La giurisprudenza ha precisato che, in base al principio della soccombenza virtuale, deve essere condannata alle spese di giudizio l'amministrazione che, soltanto successivamente alla notifica e al deposito del ricorso avverso il silenzio serbato sull'istanza di accesso, ex art. 25, l. 7 agosto 1990 n. 241, abbia comunicato l'accoglimento dell'istanza determinando l'estinzione del giudizio per sopravvenuta carenza di interesse. (T.A.R. Lazio Latina, sez. I, 24.5.2007, n. 388 ).





3           Il risarcimento del danno.



L’art. 30,  d.lgs. 104/2004,   afferma che può essere chiesta la condanna al risarcimento del danno ingiusto di natura patrimoniale derivante dall'illegittimo esercizio dell'attività amministrativa o dal mancato esercizio di quella obbligatoria.
La dottrina non ritiene ammissibile la domanda di risarcimento nel caso di negato accesso al procedimento amministrativo se tale domanda è posta col rito accelerato anziché con quello ordinario. (Caringella F.,
Corso di diritto processuale amministrativo, 2005, 919).
Per la giurisprudenza il rito delineato nella disposizione citata, infatti, consente soltanto la tutela giurisdizionale del diritto di accesso alla documentazione amministrativa, non ammettendo la introduzione di domande diverse da quelle dirette all'accesso stesso.
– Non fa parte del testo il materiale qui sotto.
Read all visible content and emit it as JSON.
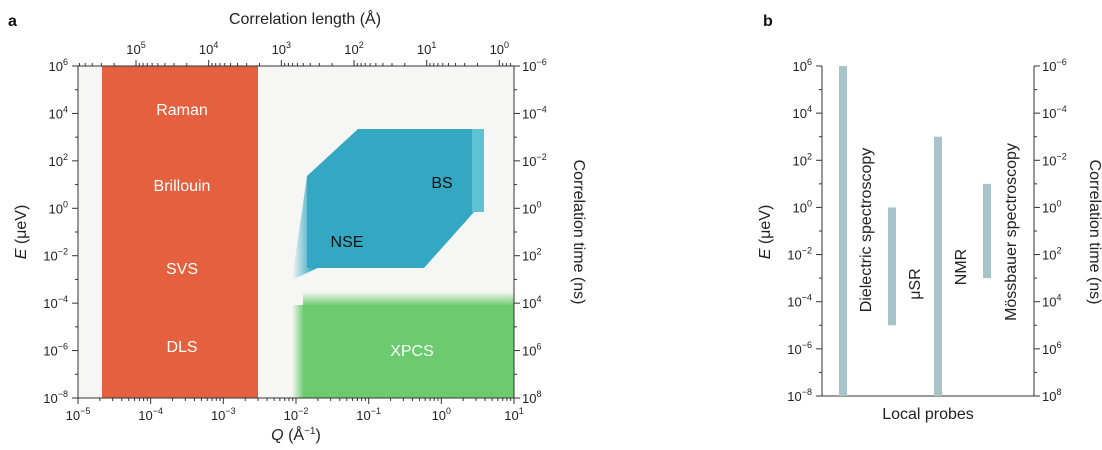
{
  "panel_a": {
    "letter": "a",
    "top_axis_title": "Correlation length (Å)",
    "left_axis_title_italic": "E",
    "left_axis_title_rest": " (μeV)",
    "right_axis_title": "Correlation time (ns)",
    "bottom_axis_title_italic": "Q",
    "bottom_axis_title_rest": " (Å",
    "bottom_axis_title_exp": "−1",
    "bottom_axis_title_end": ")",
    "bottom_ticks": [
      {
        "base": "10",
        "exp": "−5"
      },
      {
        "base": "10",
        "exp": "−4"
      },
      {
        "base": "10",
        "exp": "−3"
      },
      {
        "base": "10",
        "exp": "−2"
      },
      {
        "base": "10",
        "exp": "−1"
      },
      {
        "base": "10",
        "exp": "0"
      },
      {
        "base": "10",
        "exp": "1"
      }
    ],
    "top_ticks": [
      {
        "base": "10",
        "exp": "5"
      },
      {
        "base": "10",
        "exp": "4"
      },
      {
        "base": "10",
        "exp": "3"
      },
      {
        "base": "10",
        "exp": "2"
      },
      {
        "base": "10",
        "exp": "1"
      },
      {
        "base": "10",
        "exp": "0"
      }
    ],
    "left_ticks": [
      {
        "base": "10",
        "exp": "6"
      },
      {
        "base": "10",
        "exp": "4"
      },
      {
        "base": "10",
        "exp": "2"
      },
      {
        "base": "10",
        "exp": "0"
      },
      {
        "base": "10",
        "exp": "−2"
      },
      {
        "base": "10",
        "exp": "−4"
      },
      {
        "base": "10",
        "exp": "−6"
      },
      {
        "base": "10",
        "exp": "−8"
      }
    ],
    "right_ticks": [
      {
        "base": "10",
        "exp": "−6"
      },
      {
        "base": "10",
        "exp": "−4"
      },
      {
        "base": "10",
        "exp": "−2"
      },
      {
        "base": "10",
        "exp": "0"
      },
      {
        "base": "10",
        "exp": "2"
      },
      {
        "base": "10",
        "exp": "4"
      },
      {
        "base": "10",
        "exp": "6"
      },
      {
        "base": "10",
        "exp": "8"
      }
    ],
    "regions": {
      "raman": "Raman",
      "brillouin": "Brillouin",
      "svs": "SVS",
      "dls": "DLS",
      "bs": "BS",
      "nse": "NSE",
      "xpcs": "XPCS"
    },
    "colors": {
      "light_scattering": "#e4603f",
      "neutron": "#34a8c2",
      "xray": "#6bcb6e",
      "background": "#f6f6f4"
    }
  },
  "panel_b": {
    "letter": "b",
    "left_axis_title_italic": "E",
    "left_axis_title_rest": " (μeV)",
    "right_axis_title": "Correlation time (ns)",
    "bottom_title": "Local probes",
    "left_ticks": [
      {
        "base": "10",
        "exp": "6"
      },
      {
        "base": "10",
        "exp": "4"
      },
      {
        "base": "10",
        "exp": "2"
      },
      {
        "base": "10",
        "exp": "0"
      },
      {
        "base": "10",
        "exp": "−2"
      },
      {
        "base": "10",
        "exp": "−4"
      },
      {
        "base": "10",
        "exp": "−6"
      },
      {
        "base": "10",
        "exp": "−8"
      }
    ],
    "right_ticks": [
      {
        "base": "10",
        "exp": "−6"
      },
      {
        "base": "10",
        "exp": "−4"
      },
      {
        "base": "10",
        "exp": "−2"
      },
      {
        "base": "10",
        "exp": "0"
      },
      {
        "base": "10",
        "exp": "2"
      },
      {
        "base": "10",
        "exp": "4"
      },
      {
        "base": "10",
        "exp": "6"
      },
      {
        "base": "10",
        "exp": "8"
      }
    ],
    "probes": [
      {
        "label": "Dielectric spectroscopy",
        "log_e_min": -8,
        "log_e_max": 6
      },
      {
        "label": "μSR",
        "log_e_min": -5,
        "log_e_max": 0
      },
      {
        "label": "NMR",
        "log_e_min": -8,
        "log_e_max": 3
      },
      {
        "label": "Mössbauer spectroscopy",
        "log_e_min": -3,
        "log_e_max": 1
      }
    ],
    "bar_color": "#a7c5c8"
  }
}
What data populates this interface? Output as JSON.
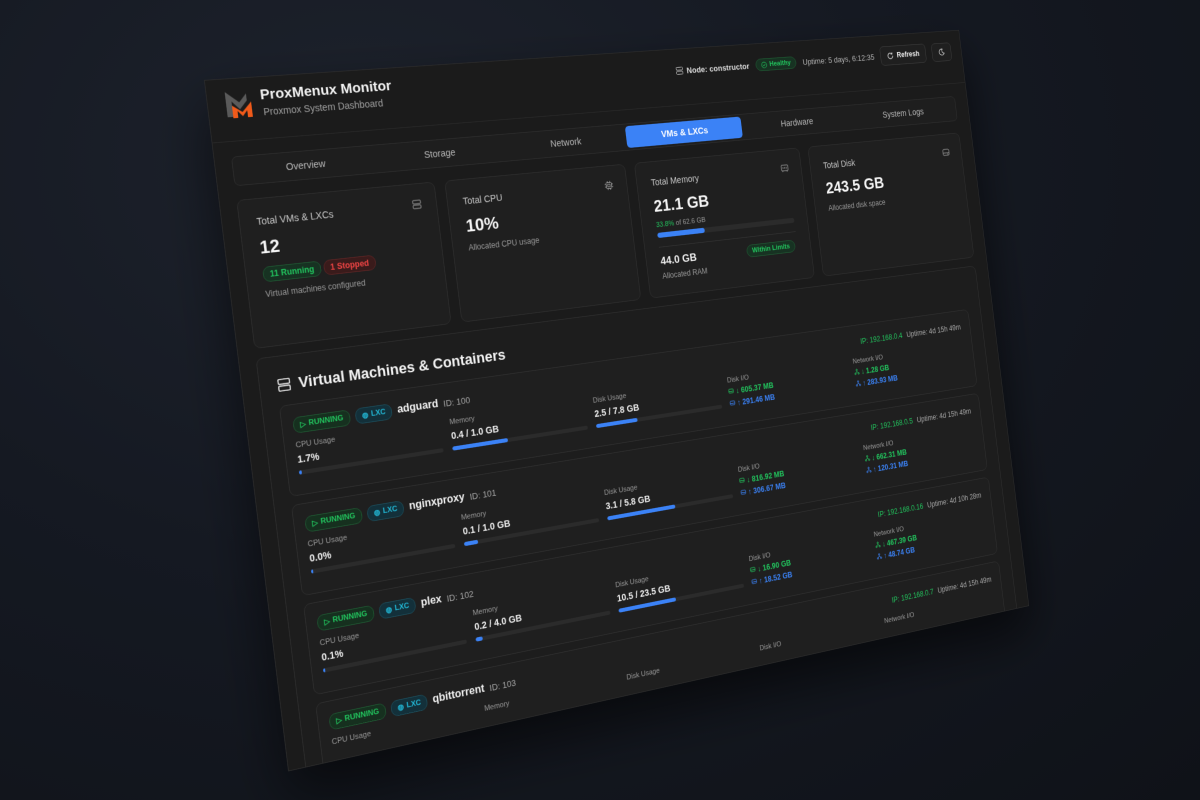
{
  "header": {
    "title": "ProxMenux Monitor",
    "subtitle": "Proxmox System Dashboard",
    "node": "Node: constructor",
    "status": "Healthy",
    "uptime": "Uptime: 5 days, 6:12:35",
    "refresh": "Refresh"
  },
  "tabs": [
    {
      "label": "Overview",
      "active": false
    },
    {
      "label": "Storage",
      "active": false
    },
    {
      "label": "Network",
      "active": false
    },
    {
      "label": "VMs & LXCs",
      "active": true
    },
    {
      "label": "Hardware",
      "active": false
    },
    {
      "label": "System Logs",
      "active": false
    }
  ],
  "stats": {
    "vms": {
      "title": "Total VMs & LXCs",
      "value": "12",
      "running": "11 Running",
      "stopped": "1 Stopped",
      "desc": "Virtual machines configured",
      "icon": "server-icon"
    },
    "cpu": {
      "title": "Total CPU",
      "value": "10%",
      "desc": "Allocated CPU usage",
      "icon": "cpu-icon"
    },
    "memory": {
      "title": "Total Memory",
      "value": "21.1 GB",
      "percent": "33.8%",
      "of": "of 62.6 GB",
      "usage_percent": 33.8,
      "allocated": "44.0 GB",
      "allocated_label": "Allocated RAM",
      "badge": "Within Limits",
      "icon": "memory-icon"
    },
    "disk": {
      "title": "Total Disk",
      "value": "243.5 GB",
      "desc": "Allocated disk space",
      "icon": "hard-drive-icon"
    }
  },
  "vm_section": {
    "title": "Virtual Machines & Containers",
    "labels": {
      "cpu": "CPU Usage",
      "memory": "Memory",
      "disk": "Disk Usage",
      "disk_io": "Disk I/O",
      "net_io": "Network I/O"
    },
    "items": [
      {
        "status": "RUNNING",
        "type": "LXC",
        "name": "adguard",
        "id": "ID: 100",
        "ip": "IP: 192.168.0.4",
        "uptime": "Uptime: 4d 15h 49m",
        "cpu": "1.7%",
        "cpu_percent": 1.7,
        "memory": "0.4 / 1.0 GB",
        "memory_percent": 40,
        "disk": "2.5 / 7.8 GB",
        "disk_percent": 32,
        "disk_read": "↓ 605.37 MB",
        "disk_write": "↑ 291.46 MB",
        "net_in": "↓ 1.28 GB",
        "net_out": "↑ 283.93 MB"
      },
      {
        "status": "RUNNING",
        "type": "LXC",
        "name": "nginxproxy",
        "id": "ID: 101",
        "ip": "IP: 192.168.0.5",
        "uptime": "Uptime: 4d 15h 49m",
        "cpu": "0.0%",
        "cpu_percent": 0,
        "memory": "0.1 / 1.0 GB",
        "memory_percent": 10,
        "disk": "3.1 / 5.8 GB",
        "disk_percent": 53,
        "disk_read": "↓ 816.92 MB",
        "disk_write": "↑ 306.67 MB",
        "net_in": "↓ 662.31 MB",
        "net_out": "↑ 120.31 MB"
      },
      {
        "status": "RUNNING",
        "type": "LXC",
        "name": "plex",
        "id": "ID: 102",
        "ip": "IP: 192.168.0.16",
        "uptime": "Uptime: 4d 10h 28m",
        "cpu": "0.1%",
        "cpu_percent": 0.1,
        "memory": "0.2 / 4.0 GB",
        "memory_percent": 5,
        "disk": "10.5 / 23.5 GB",
        "disk_percent": 45,
        "disk_read": "↓ 16.90 GB",
        "disk_write": "↑ 18.52 GB",
        "net_in": "↓ 467.39 GB",
        "net_out": "↑ 48.74 GB"
      },
      {
        "status": "RUNNING",
        "type": "LXC",
        "name": "qbittorrent",
        "id": "ID: 103",
        "ip": "IP: 192.168.0.7",
        "uptime": "Uptime: 4d 15h 49m"
      }
    ]
  },
  "colors": {
    "accent": "#3b82f6",
    "success": "#22c55e",
    "danger": "#ef4444",
    "lxc": "#22b8d6",
    "logo_orange": "#f05a1a"
  }
}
In ogni caso, va osservato che, al limite, connessa e consequenziale alla richiesta di accesso potrebbe ritenersi soltanto la domanda per risarcimento dei danni derivanti dalla mancata (o tempestiva) ostensione, mentre esulerebbe in ogni caso la domanda di risarcimento dei danni derivanti quale conseguenza degli effetti (non già del negato o ritardato accesso, ma) degli atti dei quali si chiede l'accesso, ritenuti illeciti e/o illegittimi, in quanto violativi del diritto alla riservatezza e alla segretezza professionale.( Cons. Stato, sez. IV 10.8.2004 n. 5514).



4           L’appello al Consiglio di Stato.


La decisione del giudice amministrativo è appellabile entro trenta giorni dalla notifica al Consiglio di Stato da parte di tutte le sole parti necessarie anche non costituite.
Il Consiglio può confermare la decisione impugnata ovvero annullarla senza rinvio o annullarla rinviando la controversia al T.A.R, ex art. 105, d. lgs. 104/2010.
Il giudice d'appello, rilevata l'incompletezza del contraddittorio in primo grado, configurandosi una ipotesi di litisconsorzio necessario, deve annullare la decisione con rinvio degli atti al primo giudice ex art. 354, c.p.c. (Cons. St., sez. IV, 11.6.1997, n. 643).
Sono previsti tempi strettissimi per l’appello che deve essere proposto entro trenta giorni dalla notifica formale della sentenza. Si applicano infatti, i termini previsti per il giudizio di primo grado, ex art. 116, 5° co., d.lgs., 104/2010.
La giurisprudenza ha precisato che i termini per la proposizione dell'appello contro le sentenze rese dal T.A.R. in materia di diritto di accesso sono stabiliti in trenta giorni, decorrenti dalla notifica, dall'art. 25, 5° co., l. 7.8.1990, n. 241.
E’ irricevibile l'appello notificato il sessantesimo giorno dalla notifica all'amministrazione della sentenza di prime cure  (Cons. St., sez. IV, 10.2.2000, n. 709).
La mancata notifica della sentenza non comporta la riduzione del termine annuale di decadenza a partire dalla produzione dell’atto di appello (Cons. giust. amm. Sicilia, sez. consult., 3.6.1999, n. 247, in Cons. St., 1999, I, 1033).
Subisce riduzione il termini per il deposito dell’atto di appello applicandosi il rito camerale, ex art. 87, d.lgs. 104/2010.